The Guardian says that two years after the world’s largest free trade area became operational with much fanfare on January 1, 2021, the implementation of the single continental market has been delayed for several reasons, from the COVID-19 pandemic to the lack of agreement on the rules of origin for some product lines and the failure of 10 out of the 54 signatories to ratify it.

Though several African nations have started trading a trickle of goods under the African Continental Free Trade Area (AfCFTA) agreement via the pilot phase, tariff and logistics challenges hobble trade, with preference still for trade partners outside the continent.

Under the AfCFTA agreement, cross-border taxes on 90 per cent of goods are supposed to fall at the latest by 2030, although the tariffs on numerous products will be phased out even earlier.

But tariffs are only one of the many barriers to trading across Africa. Logistics is another major hurdle, considering that three-quarters of Africa’s goods are carried on roads, which are often poorly built.

According to the African Development Bank, this increases the cost of logistics on the continent, which can add 75 per cent to the price of African goods.

Nigeria’s trade in goods with the rest of Africa in about five years stood at N15.85 trillion, data obtained from the National Bureau of Statistics (NBS) have shown.

The figure covers 2018 till September this year. The value translates to 9.3 per cent of the country’s total foreign trade in the period, underscoring the low level of intra-African trade.

In the same period, the value of the country’s trade with members of the Economic Community of West African States (ECOWAS) averaged N1.42 trillion yearly, bringing the sum for the period to N7.09 trillion or 4.2 per cent of the total trade in the period.

Nigeria’s foreign trade was estimated at N170.27 trillion in the timeframe, with exports slightly higher at 52.6 per cent share of the nominal value.

The regional trade in the period reviewed was dominated by Nigeria, which aligned with the historical trend.

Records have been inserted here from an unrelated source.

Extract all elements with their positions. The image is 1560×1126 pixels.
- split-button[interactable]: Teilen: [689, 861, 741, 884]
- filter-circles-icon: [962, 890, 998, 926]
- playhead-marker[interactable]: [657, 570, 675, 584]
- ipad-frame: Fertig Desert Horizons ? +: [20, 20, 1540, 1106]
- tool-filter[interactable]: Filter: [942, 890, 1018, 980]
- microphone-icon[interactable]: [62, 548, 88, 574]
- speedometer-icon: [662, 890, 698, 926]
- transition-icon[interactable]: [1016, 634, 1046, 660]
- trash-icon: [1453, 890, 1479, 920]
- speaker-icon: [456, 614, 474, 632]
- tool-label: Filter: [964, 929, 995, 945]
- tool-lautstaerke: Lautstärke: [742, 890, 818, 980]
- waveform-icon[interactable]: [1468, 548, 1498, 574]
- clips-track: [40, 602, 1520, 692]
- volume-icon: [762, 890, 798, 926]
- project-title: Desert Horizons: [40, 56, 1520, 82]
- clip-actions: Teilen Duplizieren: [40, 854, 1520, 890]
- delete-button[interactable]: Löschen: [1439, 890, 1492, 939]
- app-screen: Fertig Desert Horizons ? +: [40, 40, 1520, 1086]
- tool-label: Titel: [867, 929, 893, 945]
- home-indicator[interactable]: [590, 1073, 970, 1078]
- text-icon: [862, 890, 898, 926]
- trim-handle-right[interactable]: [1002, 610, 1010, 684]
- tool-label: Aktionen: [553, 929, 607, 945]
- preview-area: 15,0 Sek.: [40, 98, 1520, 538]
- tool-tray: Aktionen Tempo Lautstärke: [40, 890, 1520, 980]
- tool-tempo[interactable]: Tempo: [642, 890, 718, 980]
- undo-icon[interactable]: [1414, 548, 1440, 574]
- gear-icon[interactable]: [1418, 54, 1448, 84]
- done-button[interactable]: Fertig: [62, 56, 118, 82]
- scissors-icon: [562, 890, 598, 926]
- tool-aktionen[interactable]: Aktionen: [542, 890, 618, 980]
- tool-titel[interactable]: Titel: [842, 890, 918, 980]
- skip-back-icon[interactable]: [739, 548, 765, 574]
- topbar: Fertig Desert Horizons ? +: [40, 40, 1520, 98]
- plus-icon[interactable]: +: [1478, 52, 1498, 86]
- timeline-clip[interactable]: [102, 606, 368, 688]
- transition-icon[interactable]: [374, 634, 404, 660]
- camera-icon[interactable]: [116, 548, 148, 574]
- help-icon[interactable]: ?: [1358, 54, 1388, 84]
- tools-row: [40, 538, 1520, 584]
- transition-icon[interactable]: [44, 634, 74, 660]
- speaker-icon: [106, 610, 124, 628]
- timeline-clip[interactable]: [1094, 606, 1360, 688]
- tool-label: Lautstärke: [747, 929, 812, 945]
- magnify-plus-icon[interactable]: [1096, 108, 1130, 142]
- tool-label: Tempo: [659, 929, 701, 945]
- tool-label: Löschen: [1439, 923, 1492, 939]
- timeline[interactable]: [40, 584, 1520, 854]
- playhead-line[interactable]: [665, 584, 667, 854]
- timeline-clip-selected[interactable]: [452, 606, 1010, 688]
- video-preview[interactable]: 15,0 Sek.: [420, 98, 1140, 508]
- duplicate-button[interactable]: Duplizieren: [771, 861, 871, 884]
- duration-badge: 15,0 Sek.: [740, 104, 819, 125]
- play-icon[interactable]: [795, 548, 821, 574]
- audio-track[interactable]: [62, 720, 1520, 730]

Of the N15.85 trillion regional trade, exports totaled N12.76 trillion or 80.5 per cent, while the country imported a paltry N3.09 trillion value of goods.

Also, goods brought into the country from other ECOWAS countries through official routes in the period accounted for 7.5 per cent of the trade value. The value was N528.6 billion whereas the country’s exports to the neighbouring countries were over 12-fold (N6.36 trillion).

The low intra-regional trade, as underpinned by the NBS figures is low, its growth is also anaemic at best and mostly retrogressive. For instance, in 2019, the figure grew by almost 80 per cent to N5.03 trillion only to slump by 44.7 per cent the following year. Last year saw the value of trade between the biggest regional economy and other African countries improved slightly (6.6 per cent).

As at September, the value was N2.28 trillion, putting the annualised estimate at N3.04 trillion, which will be about 2.5 per cent higher than last year’s performance.

The African Regional Integration Index does not reflect efforts to push the single market and free-movement agenda in past decades, with foreigners said to be able to move more freely in the region than Africans themselves.

Averaging 0.383, trade integration on the African continent tends towards the lower rungs of the score ladder, the index said. It adds that Africa has the highest average import duties and the highest average non-tariff barriers in the world.

Nigeria has yet to finalise its tariff schedule as well as unveil guidelines and implementation strategy for the trade deal, raising concerns for the organised private sector.